In support of Mr. Chabot's observation, we cite the June 2000 U.S. Supreme Court ruling in Stenberg v. Carhart, in which a five-justice majority expanded the so-called "right to abortion" created in Roe v. Wade to cover partial-birth abortion, in which the baby is only inches from complete live birth when she is killed. Moreover, in July 2000 a three-judge panel of the Third Circuit ruled in Planned Parenthood of Central New Jersey v. Farmer that the abortion method banned by New Jersey could not possibly be a "partial birth" because "[a] woman seeking an abortion is plainly not seeking to give birth." By this logic, even a living survivor of an abortion could be killed with impunity, since no true "birth" can result if an abortion is intended.

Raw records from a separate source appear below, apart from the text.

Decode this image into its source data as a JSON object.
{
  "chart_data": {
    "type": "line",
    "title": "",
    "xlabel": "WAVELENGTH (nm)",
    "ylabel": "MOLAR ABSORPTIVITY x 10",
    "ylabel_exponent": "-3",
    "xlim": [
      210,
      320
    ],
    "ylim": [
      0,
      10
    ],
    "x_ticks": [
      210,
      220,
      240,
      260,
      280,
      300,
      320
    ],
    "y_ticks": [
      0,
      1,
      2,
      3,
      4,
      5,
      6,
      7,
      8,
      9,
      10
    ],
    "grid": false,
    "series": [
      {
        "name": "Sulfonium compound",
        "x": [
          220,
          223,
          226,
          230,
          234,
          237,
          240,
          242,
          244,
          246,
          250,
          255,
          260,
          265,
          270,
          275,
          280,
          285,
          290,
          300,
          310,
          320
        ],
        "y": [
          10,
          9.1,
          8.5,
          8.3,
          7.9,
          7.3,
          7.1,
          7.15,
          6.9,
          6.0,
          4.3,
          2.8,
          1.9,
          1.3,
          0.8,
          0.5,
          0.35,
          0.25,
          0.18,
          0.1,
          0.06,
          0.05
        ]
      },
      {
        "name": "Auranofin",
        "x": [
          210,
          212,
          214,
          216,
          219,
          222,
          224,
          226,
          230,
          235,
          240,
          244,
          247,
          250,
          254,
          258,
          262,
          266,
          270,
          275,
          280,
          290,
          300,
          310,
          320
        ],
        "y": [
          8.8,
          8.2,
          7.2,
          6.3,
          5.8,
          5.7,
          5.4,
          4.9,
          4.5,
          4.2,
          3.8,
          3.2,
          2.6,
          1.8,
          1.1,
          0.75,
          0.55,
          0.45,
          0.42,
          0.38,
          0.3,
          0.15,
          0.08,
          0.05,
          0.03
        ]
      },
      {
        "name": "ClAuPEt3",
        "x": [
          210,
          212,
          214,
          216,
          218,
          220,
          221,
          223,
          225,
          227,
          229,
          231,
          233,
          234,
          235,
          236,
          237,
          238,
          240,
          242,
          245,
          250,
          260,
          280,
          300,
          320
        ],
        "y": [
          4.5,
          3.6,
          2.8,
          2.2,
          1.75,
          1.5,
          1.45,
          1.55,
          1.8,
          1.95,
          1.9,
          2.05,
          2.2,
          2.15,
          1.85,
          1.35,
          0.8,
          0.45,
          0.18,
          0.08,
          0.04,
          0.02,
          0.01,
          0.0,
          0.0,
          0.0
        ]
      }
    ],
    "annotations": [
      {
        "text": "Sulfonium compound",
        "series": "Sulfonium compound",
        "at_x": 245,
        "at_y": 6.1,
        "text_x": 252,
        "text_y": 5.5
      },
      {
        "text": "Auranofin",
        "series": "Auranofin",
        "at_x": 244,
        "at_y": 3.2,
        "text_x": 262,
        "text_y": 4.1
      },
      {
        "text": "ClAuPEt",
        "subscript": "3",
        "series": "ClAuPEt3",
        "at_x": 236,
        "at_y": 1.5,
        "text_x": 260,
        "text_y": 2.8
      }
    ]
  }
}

In view of such developments, the Born-Alive Infants Protection Act is proposed to codify (for federal law purposes only) the traditional definition of "born alive" that is already found in the laws of most states: complete expulsion from the mother, accompanied by heartbeat, respiration, and/or voluntary movements. The bill would also codify the traditional principle that the legal term "person" and other equivalent terms "shall include every infant member of the species homo sapiens who is born alive at any stage of development."
The bill defines a child as "born alive" only if it displays the specified vital sign(s) after "the complete expulsion or extraction from his or her mother" -- in other words, after pregnancy has ended. Therefore, the bill does not restrict any method of abortion. Nevertheless, the National Abortion and Reproductive Rights Action League (NARAL) attacked the bill after its original introduction in the 106th Congress. In a July 20, 2000 statement, NARAL said the bill would "effectively grant legal personhood to a pre-viable fetus -- in direct conflict with Roe [v. Wade]."
In reality, of course, Roe v. Wade dealt only with the constitutional status of the "unborn fetus." There is nothing in Roe to support the claim that infants who are born alive may be considered anything less than legal persons, regardless of their stage of lung development (i.e., "viability"). The bill is worthy of support by those who take differing positions regarding the constitutional or statutory rights of unborn children, because it explicitly leaves those as open questions by incorporating a rule of construction that says nothing in the bill "shall be construed to affirm, deny, expand, or contract any legal status or legal right applicable to any member of the species homo sapiens at any point prior to being 'born alive' as defined [in the bill]."
NRLC urges you to support enactment of this necessary legislation to affirm the legal personhood of all live-born infants, before that principle is further eroded.